The faint, medium-speed (33 km/s) meteors seem to emanate from Ursa Minor (the "Little Bear"  or  "Little Dipper" ).

ursids-2007-12-22-23h30m
Expand (16kb, 792 x 554)

This meteor shower is active during the period spanning December 17 to 25. At maximum, normal rates can normally reach 10 per hour. This meteor shower is named for its radiant point which is located near the star Beta Ursae Minoris (Kochab). The average radiant is at RA= 217° (14h28m), Dec= +76°. The circumpolar radiant is nicely observable from Britain.
As there is no Moon this year, the peak is predicted for the early evening hours. The faintest Ursids will not be lost in the moons glare.
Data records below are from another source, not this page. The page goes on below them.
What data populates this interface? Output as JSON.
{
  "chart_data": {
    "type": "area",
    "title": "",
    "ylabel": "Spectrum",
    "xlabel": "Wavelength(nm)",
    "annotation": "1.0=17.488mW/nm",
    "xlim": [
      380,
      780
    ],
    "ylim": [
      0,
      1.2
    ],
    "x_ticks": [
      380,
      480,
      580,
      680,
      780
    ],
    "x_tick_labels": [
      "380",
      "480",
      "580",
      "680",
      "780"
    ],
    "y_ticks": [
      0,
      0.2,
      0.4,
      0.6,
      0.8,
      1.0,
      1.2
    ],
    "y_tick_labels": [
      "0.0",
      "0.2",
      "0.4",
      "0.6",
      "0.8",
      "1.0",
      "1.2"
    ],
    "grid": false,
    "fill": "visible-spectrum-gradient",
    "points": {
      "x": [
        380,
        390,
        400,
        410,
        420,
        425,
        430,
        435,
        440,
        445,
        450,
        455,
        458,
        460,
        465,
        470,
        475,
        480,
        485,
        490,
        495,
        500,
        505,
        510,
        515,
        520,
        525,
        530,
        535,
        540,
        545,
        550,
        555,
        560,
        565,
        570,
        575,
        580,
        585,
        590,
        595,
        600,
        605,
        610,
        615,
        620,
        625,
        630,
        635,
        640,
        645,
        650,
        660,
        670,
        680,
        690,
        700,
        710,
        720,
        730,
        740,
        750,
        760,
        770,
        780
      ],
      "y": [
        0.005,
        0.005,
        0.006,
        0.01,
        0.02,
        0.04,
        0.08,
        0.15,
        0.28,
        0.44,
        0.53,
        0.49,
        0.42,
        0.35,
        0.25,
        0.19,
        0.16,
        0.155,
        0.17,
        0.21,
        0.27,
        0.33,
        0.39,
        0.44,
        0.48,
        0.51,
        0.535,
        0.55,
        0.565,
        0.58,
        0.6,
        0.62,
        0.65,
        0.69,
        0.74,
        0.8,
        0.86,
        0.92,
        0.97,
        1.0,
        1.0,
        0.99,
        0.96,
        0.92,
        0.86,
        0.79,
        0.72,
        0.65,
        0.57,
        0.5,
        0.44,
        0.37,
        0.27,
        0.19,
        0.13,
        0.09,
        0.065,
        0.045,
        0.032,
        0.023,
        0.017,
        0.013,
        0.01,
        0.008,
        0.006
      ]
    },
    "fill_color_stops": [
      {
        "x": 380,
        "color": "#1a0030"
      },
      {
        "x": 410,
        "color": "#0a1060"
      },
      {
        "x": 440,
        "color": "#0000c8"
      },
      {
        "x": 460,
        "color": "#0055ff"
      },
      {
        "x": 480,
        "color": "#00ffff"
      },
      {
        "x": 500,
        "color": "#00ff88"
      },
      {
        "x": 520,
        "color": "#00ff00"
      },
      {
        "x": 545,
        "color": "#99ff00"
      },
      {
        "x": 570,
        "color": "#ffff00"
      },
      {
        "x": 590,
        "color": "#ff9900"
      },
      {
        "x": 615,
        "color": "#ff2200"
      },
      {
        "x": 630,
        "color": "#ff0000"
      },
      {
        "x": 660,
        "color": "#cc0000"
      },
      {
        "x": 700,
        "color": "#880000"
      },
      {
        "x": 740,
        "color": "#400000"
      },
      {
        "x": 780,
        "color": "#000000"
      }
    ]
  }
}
The Ursid parent comet, 8P/Tuttle, reaches perihelion next in January 2008; But this will not enhance the rates. The normal Ursid peak is due between 1h 3h30m UT on December 22.
According to the Society for Popular Astronomy, Finnish meteor investigators Esko Lyytinen and Markku Nissinen have predicted that the normal maximum may be stronger this year, due to a dust trail laid down by the shower's parent comet in 996 AD (75 cometary revolutions ago). The researchers predict a ZHRs which may reach 35 or more. Their peak timing calculation is for 19:27 UT on December 22, but parts of the dust trail could be encountered at any stage from ~18:00-21:00 UT, starting an hour before the usual maximum interval.
They urge all observers to watch for as long as possible to see what transpires. But, if your sky is clear, you should still give it a go as observations of this shower are scarce.